Teman-teman ini dapat memberi dukungan saat melalui krisis dalam pekerjaan dan momen-momen pribadi; dalam beberapa kasus, mereka akhirnya menjadi teman seumur hidup.
Meskipun berteman sebagai orang dewasa bisa jadi sulit, dia tidak pernah merasa lebih sulit seperti saat ini -- terutama bagi Gen Z.
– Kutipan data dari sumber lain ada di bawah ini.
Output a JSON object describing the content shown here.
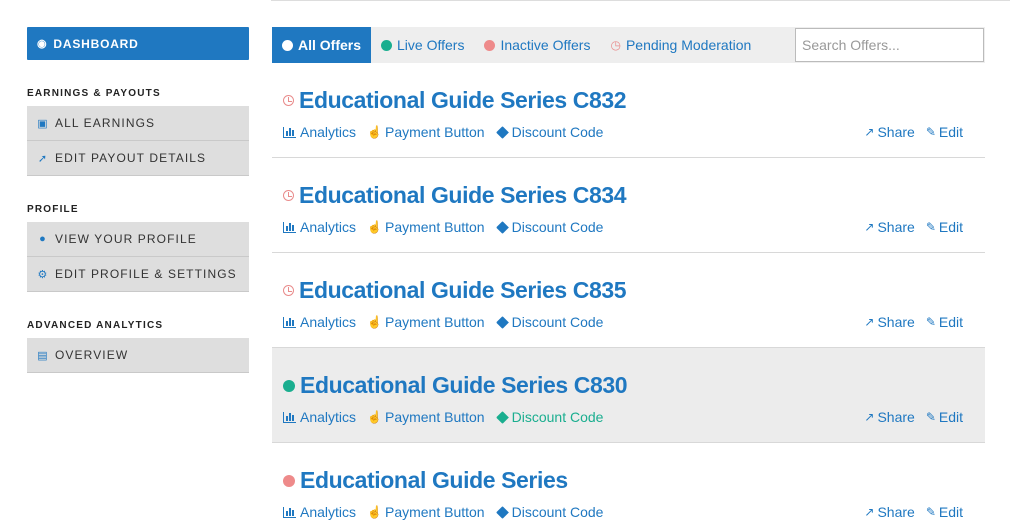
{
  "sidebar": {
    "dashboard_label": "DASHBOARD",
    "sections": [
      {
        "heading": "EARNINGS & PAYOUTS",
        "items": [
          {
            "label": "ALL EARNINGS",
            "icon": "money-icon"
          },
          {
            "label": "EDIT PAYOUT DETAILS",
            "icon": "wrench-icon"
          }
        ]
      },
      {
        "heading": "PROFILE",
        "items": [
          {
            "label": "VIEW YOUR PROFILE",
            "icon": "user-icon"
          },
          {
            "label": "EDIT PROFILE & SETTINGS",
            "icon": "cogs-icon"
          }
        ]
      },
      {
        "heading": "ADVANCED ANALYTICS",
        "items": [
          {
            "label": "OVERVIEW",
            "icon": "bar-chart-icon"
          }
        ]
      }
    ]
  },
  "tabs": {
    "all": "All Offers",
    "live": "Live Offers",
    "inactive": "Inactive Offers",
    "pending": "Pending Moderation",
    "search_placeholder": "Search Offers..."
  },
  "offer_links": {
    "analytics": "Analytics",
    "payment": "Payment Button",
    "discount": "Discount Code",
    "share": "Share",
    "edit": "Edit"
  },
  "offers": [
    {
      "title": "Educational Guide Series C832",
      "status": "pending"
    },
    {
      "title": "Educational Guide Series C834",
      "status": "pending"
    },
    {
      "title": "Educational Guide Series C835",
      "status": "pending"
    },
    {
      "title": "Educational Guide Series C830",
      "status": "live"
    },
    {
      "title": "Educational Guide Series",
      "status": "inactive"
    }
  ],
  "colors": {
    "accent": "#1f78c1",
    "live": "#1aae8f",
    "inactive": "#ee8a8a",
    "pending": "#e98c8c",
    "sidebar_item_bg": "#dedede"
  }
}
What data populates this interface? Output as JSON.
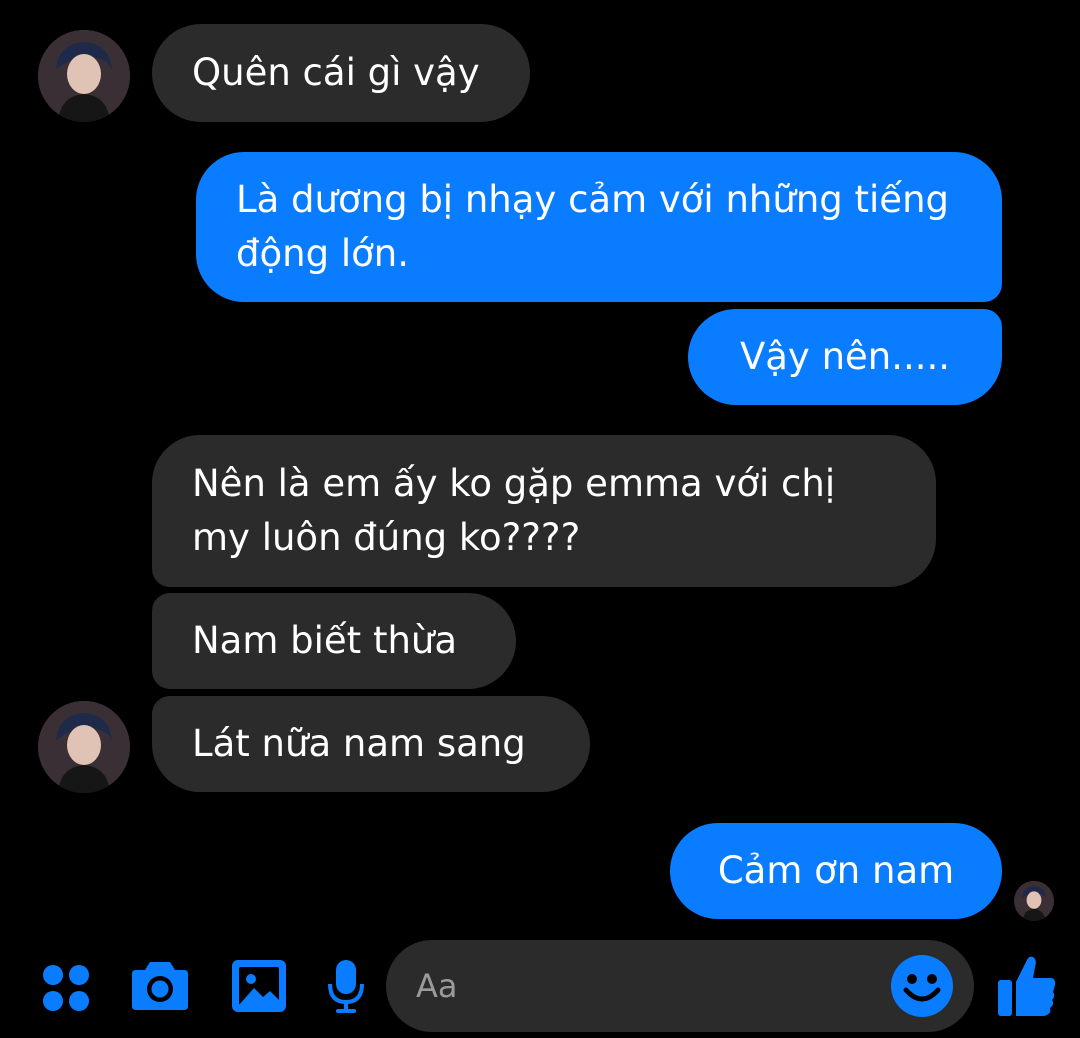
{
  "theme": {
    "accent": "#0a7cff",
    "received_bubble": "#2b2b2b",
    "background": "#000000"
  },
  "messages": [
    {
      "sender": "other",
      "text": "Quên cái gì vậy"
    },
    {
      "sender": "me",
      "text": "Là dương bị nhạy cảm với những tiếng động lớn."
    },
    {
      "sender": "me",
      "text": "Vậy nên....."
    },
    {
      "sender": "other",
      "text": "Nên là em ấy ko gặp emma với chị my luôn đúng ko????"
    },
    {
      "sender": "other",
      "text": "Nam biết thừa"
    },
    {
      "sender": "other",
      "text": "Lát nữa nam sang"
    },
    {
      "sender": "me",
      "text": "Cảm ơn nam"
    }
  ],
  "composer": {
    "placeholder": "Aa"
  },
  "toolbar": {
    "icons": [
      "apps-icon",
      "camera-icon",
      "gallery-icon",
      "microphone-icon",
      "emoji-icon",
      "like-thumb-icon"
    ]
  }
}
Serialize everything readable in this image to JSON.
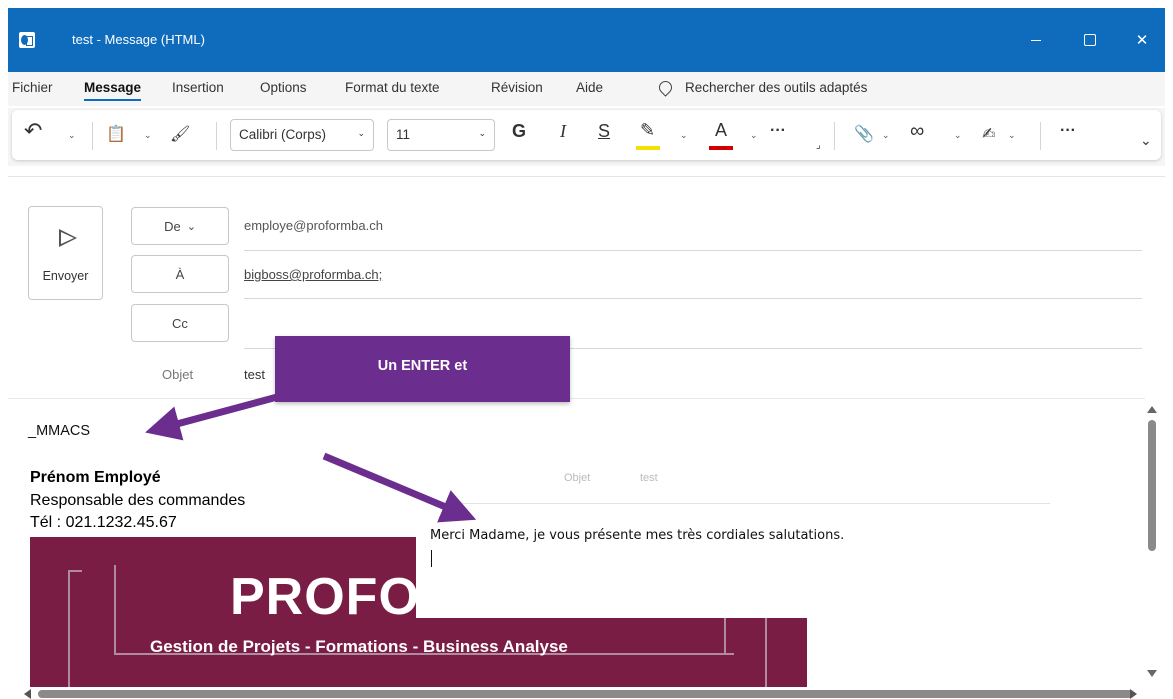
{
  "window": {
    "title": "test  -  Message (HTML)",
    "close_glyph": "✕"
  },
  "menu": {
    "tabs": [
      "Fichier",
      "Message",
      "Insertion",
      "Options",
      "Format du texte",
      "Révision",
      "Aide"
    ],
    "active_tab": "Message",
    "search_placeholder": "Rechercher des outils adaptés"
  },
  "ribbon": {
    "undo_glyph": "↶",
    "clipboard_glyph": "📋",
    "format_painter_glyph": "🖌",
    "font_name": "Calibri (Corps)",
    "font_size": "11",
    "bold": "G",
    "italic": "I",
    "underline": "S",
    "highlighter_glyph": "✎",
    "font_color": "A",
    "more": "···",
    "attach_glyph": "📎",
    "link_glyph": "∞",
    "signature_glyph": "✍",
    "overflow": "···",
    "dialog_launcher": "⌟",
    "collapse": "⌄",
    "chevron": "⌄",
    "highlight_color": "#f4e100",
    "font_color_value": "#d00000"
  },
  "compose": {
    "send_label": "Envoyer",
    "from_label": "De",
    "from_chevron": "⌄",
    "from_value": "employe@proformba.ch",
    "to_label": "À",
    "to_value": "bigboss@proformba.ch;",
    "cc_label": "Cc",
    "subject_label": "Objet",
    "subject_value": "test"
  },
  "body": {
    "typed": "_MMACS",
    "signature_name": "Prénom Employé",
    "signature_role": "Responsable des commandes",
    "signature_tel": "Tél : 021.1232.45.67",
    "banner_brand": "PROFORMBA",
    "banner_tagline": "Gestion de Projets - Formations -  Business Analyse",
    "brand_color": "#7a1d45"
  },
  "overlay": {
    "ghost_label": "Objet",
    "ghost_value": "test",
    "reply_text": "Merci Madame, je vous présente mes très cordiales salutations."
  },
  "callout": {
    "text": "Un ENTER et",
    "color": "#6b2d8e"
  }
}
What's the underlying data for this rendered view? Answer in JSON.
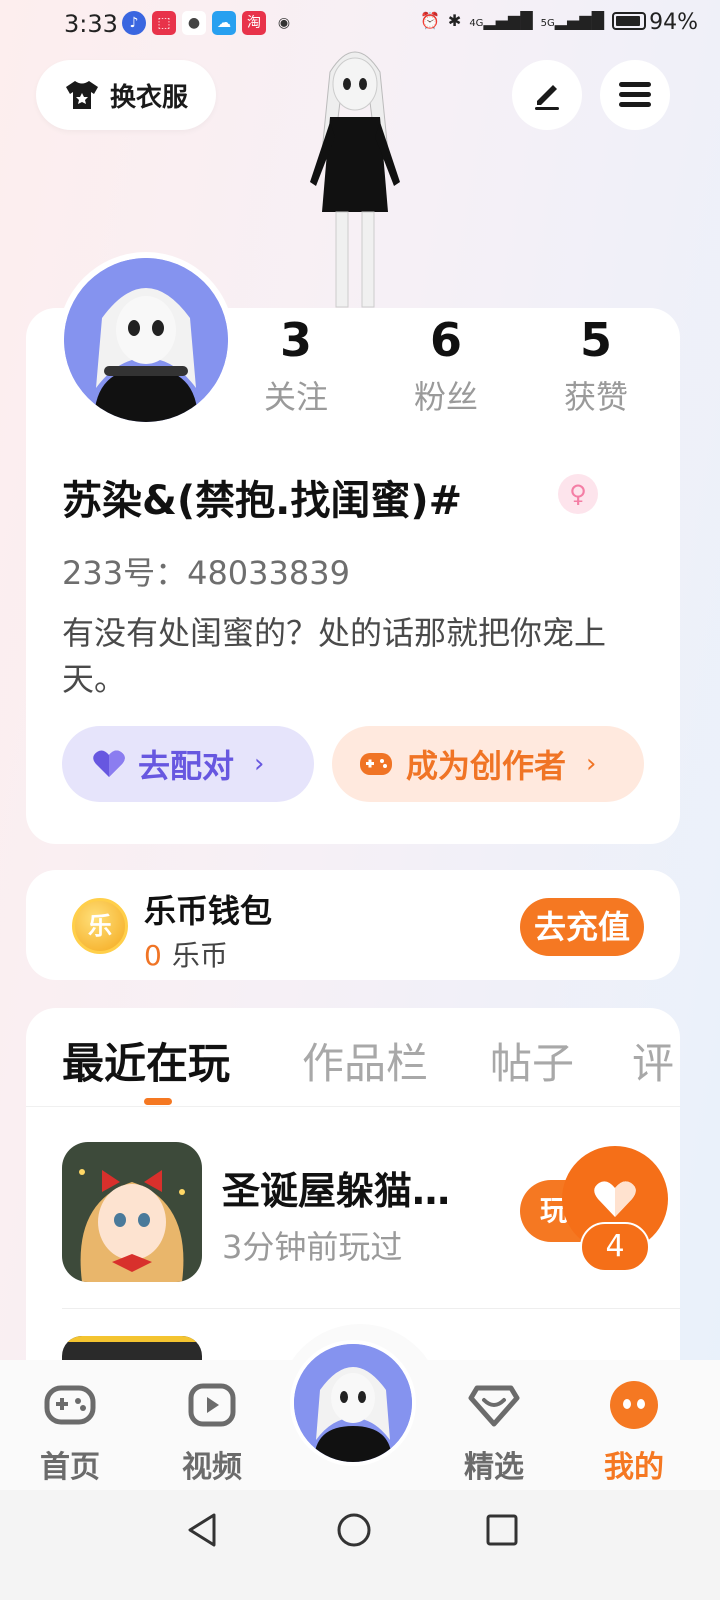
{
  "status_bar": {
    "time": "3:33",
    "network_1": "4G",
    "network_2": "5G",
    "battery": "94%"
  },
  "top_actions": {
    "outfit_label": "换衣服"
  },
  "profile": {
    "stats": [
      {
        "value": "3",
        "label": "关注"
      },
      {
        "value": "6",
        "label": "粉丝"
      },
      {
        "value": "5",
        "label": "获赞"
      }
    ],
    "nickname": "苏染&(禁抱.找闺蜜)#",
    "uid": "233号：48033839",
    "bio": "有没有处闺蜜的？处的话那就把你宠上天。",
    "pair_label": "去配对",
    "creator_label": "成为创作者"
  },
  "wallet": {
    "title": "乐币钱包",
    "coin_glyph": "乐",
    "balance": "0",
    "unit": "乐币",
    "recharge_label": "去充值"
  },
  "tabs": [
    "最近在玩",
    "作品栏",
    "帖子",
    "评"
  ],
  "recent_games": [
    {
      "title": "圣诞屋躲猫…",
      "time": "3分钟前玩过",
      "play_label": "玩"
    }
  ],
  "like_count": "4",
  "bottom_nav": [
    {
      "label": "首页",
      "icon": "gamepad-icon"
    },
    {
      "label": "视频",
      "icon": "video-icon"
    },
    {
      "label": "精选",
      "icon": "heart-gem-icon"
    },
    {
      "label": "我的",
      "icon": "face-icon"
    }
  ],
  "colors": {
    "accent": "#f57822",
    "pair": "#6757e0",
    "pair_bg": "#e6e4fb",
    "creator_bg": "#ffe9de"
  }
}
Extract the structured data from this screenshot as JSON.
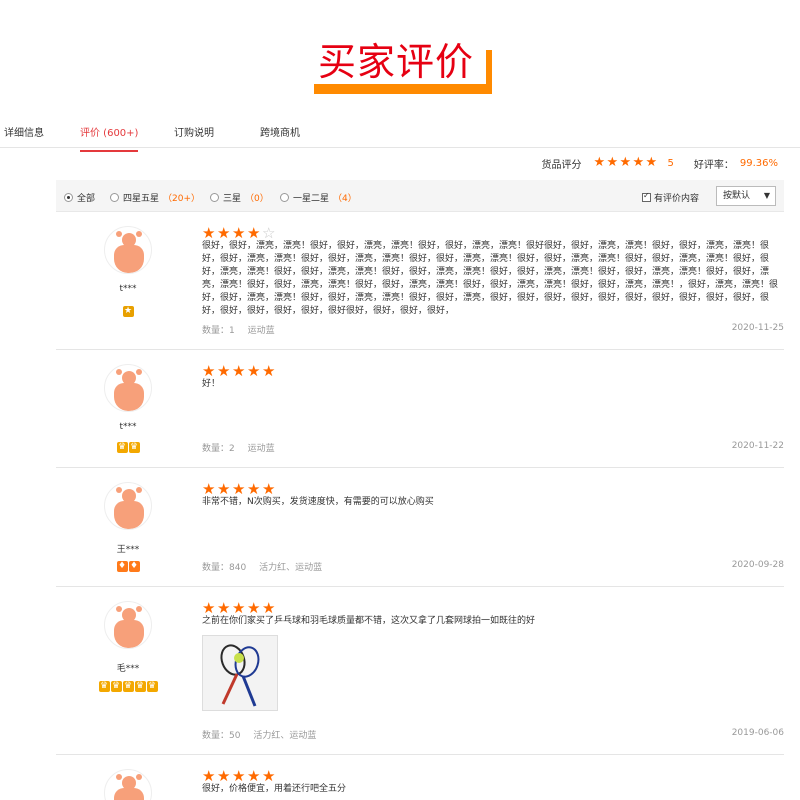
{
  "banner": {
    "title": "买家评价"
  },
  "tabs": [
    {
      "label": "详细信息"
    },
    {
      "label": "评价 (600+)"
    },
    {
      "label": "订购说明"
    },
    {
      "label": "跨境商机"
    }
  ],
  "summary": {
    "label": "货品评分",
    "score": "5",
    "rate_label": "好评率：",
    "rate_value": "99.36%",
    "stars": 5
  },
  "filter": {
    "options": [
      {
        "label": "全部",
        "count": "",
        "selected": true
      },
      {
        "label": "四星五星",
        "count": "（20+）",
        "selected": false
      },
      {
        "label": "三星",
        "count": "（0）",
        "selected": false
      },
      {
        "label": "一星二星",
        "count": "（4）",
        "selected": false
      }
    ],
    "checkbox_label": "有评价内容",
    "sort_value": "按默认"
  },
  "reviews": [
    {
      "user": "t***",
      "badges": [
        "medal"
      ],
      "stars": 4,
      "content": "很好，很好，漂亮，漂亮！很好，很好，漂亮，漂亮！很好，很好，漂亮，漂亮！很好很好，很好，漂亮，漂亮！很好，很好，漂亮，漂亮！很好，很好，漂亮，漂亮！很好，很好，漂亮，漂亮！很好，很好，漂亮，漂亮！很好，很好，漂亮，漂亮！很好，很好，漂亮，漂亮！很好，很好，漂亮，漂亮！很好，很好，漂亮，漂亮！很好，很好，漂亮，漂亮！很好，很好，漂亮，漂亮！很好，很好，漂亮，漂亮！很好，很好，漂亮，漂亮！很好，很好，漂亮，漂亮！很好，很好，漂亮，漂亮！很好，很好，漂亮，漂亮！很好，很好，漂亮，漂亮！，很好，漂亮，漂亮！很好，很好，漂亮，漂亮！很好，很好，漂亮，漂亮！很好，很好，漂亮，很好，很好，很好，很好，很好，很好，很好，很好，很好，很好，很好，很好，很好，很好，很好，很好很好，很好，很好，很好，",
      "quantity": "数量：1",
      "tag": "运动蓝",
      "date": "2020-11-25"
    },
    {
      "user": "t***",
      "badges": [
        "crown",
        "crown"
      ],
      "stars": 5,
      "content": "好！",
      "quantity": "数量：2",
      "tag": "运动蓝",
      "date": "2020-11-22"
    },
    {
      "user": "王***",
      "badges": [
        "diamond",
        "diamond"
      ],
      "stars": 5,
      "content": "非常不错，N次购买，发货速度快，有需要的可以放心购买",
      "quantity": "数量：840",
      "tag": "活力红、运动蓝",
      "date": "2020-09-28"
    },
    {
      "user": "毛***",
      "badges": [
        "crown",
        "crown",
        "crown",
        "crown",
        "crown"
      ],
      "stars": 5,
      "content": "之前在你们家买了乒乓球和羽毛球质量都不错，这次又拿了几套网球拍一如既往的好",
      "quantity": "数量：50",
      "tag": "活力红、运动蓝",
      "date": "2019-06-06",
      "has_photo": true
    },
    {
      "user": "",
      "badges": [],
      "stars": 5,
      "content": "很好，价格便宜，用着还行吧全五分",
      "quantity": "",
      "tag": "",
      "date": ""
    }
  ],
  "colors": {
    "accent": "#ff6a00",
    "active_tab": "#e4393c",
    "banner_text": "#e60012",
    "banner_shadow": "#ff8a00"
  }
}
Secara tradisional, pekerjaan menjadi tempat untuk membangun koneksi, namun banyak dari anak-anak muda ini tidak memiliki kesempatan itu karena perusahaan beralih ke model kerja hybrid atau jarak jauh.
Para ahli mengatakan bahwa umumnya lingkaran sosial menyusut setelah beberapa tahun yang sepi selama pandemi – dan dalam beberapa kasus, tidak pernah terbentuk sama sekali.
Ini berarti beberapa anak muda sedang mencari cara baru untuk berteman.
Khususnya, Gen Z yang dibesarkan di era media sosial sekarang menggunakan platform baru untuk membangun hubungan dekat yang berkelanjutan dengan cara yang berbeda dari generasi sebelumnya.
Sederhananya, pekerja muda menjadi lebih kreatif tentang cara mereka berkenalan dengan orang.
Pada April 2022, Mbunga menemukan video TikTok yang diunggah oleh Chloe Bow, seorang pekerja pemerintah yang menjadi pembuat konten, yang berbicara terus terang tentang persahabatan.
Bow sedang merencanakan acara untuk grup yang dia mulai bernama Toronto Girl Social; Mbunga mengikutinya dan mendaftar untuk menonton film bersama, meskipun dia merasa gugup soal itu.
“Ketika saya pergi ke acaranya, itu sangat menyenangkan, dan semua orang berada dalam situasi yang, semua orang gugup, semua orang datang sendiri, dan itu membantu mencairkan suasana,” kata Mbunga.
"Itu mungkin hal terbaik yang pernah saya lakukan, karena saya bertemu begitu banyak orang dari situ."

'Kita melihat diri kita sendiri melalui teman-teman kita'

Bagi Gen Z, Covid-19 menciptakan situasi yang belum pernah terjadi sebelumnya untuk menjalin persahabatan.
Untuk Gen Z yang lebih muda dan masih bersekolah, karantina wilayah selama pandemi menghasilkan periode isolasi berkepanjangan dan berbagai gangguan.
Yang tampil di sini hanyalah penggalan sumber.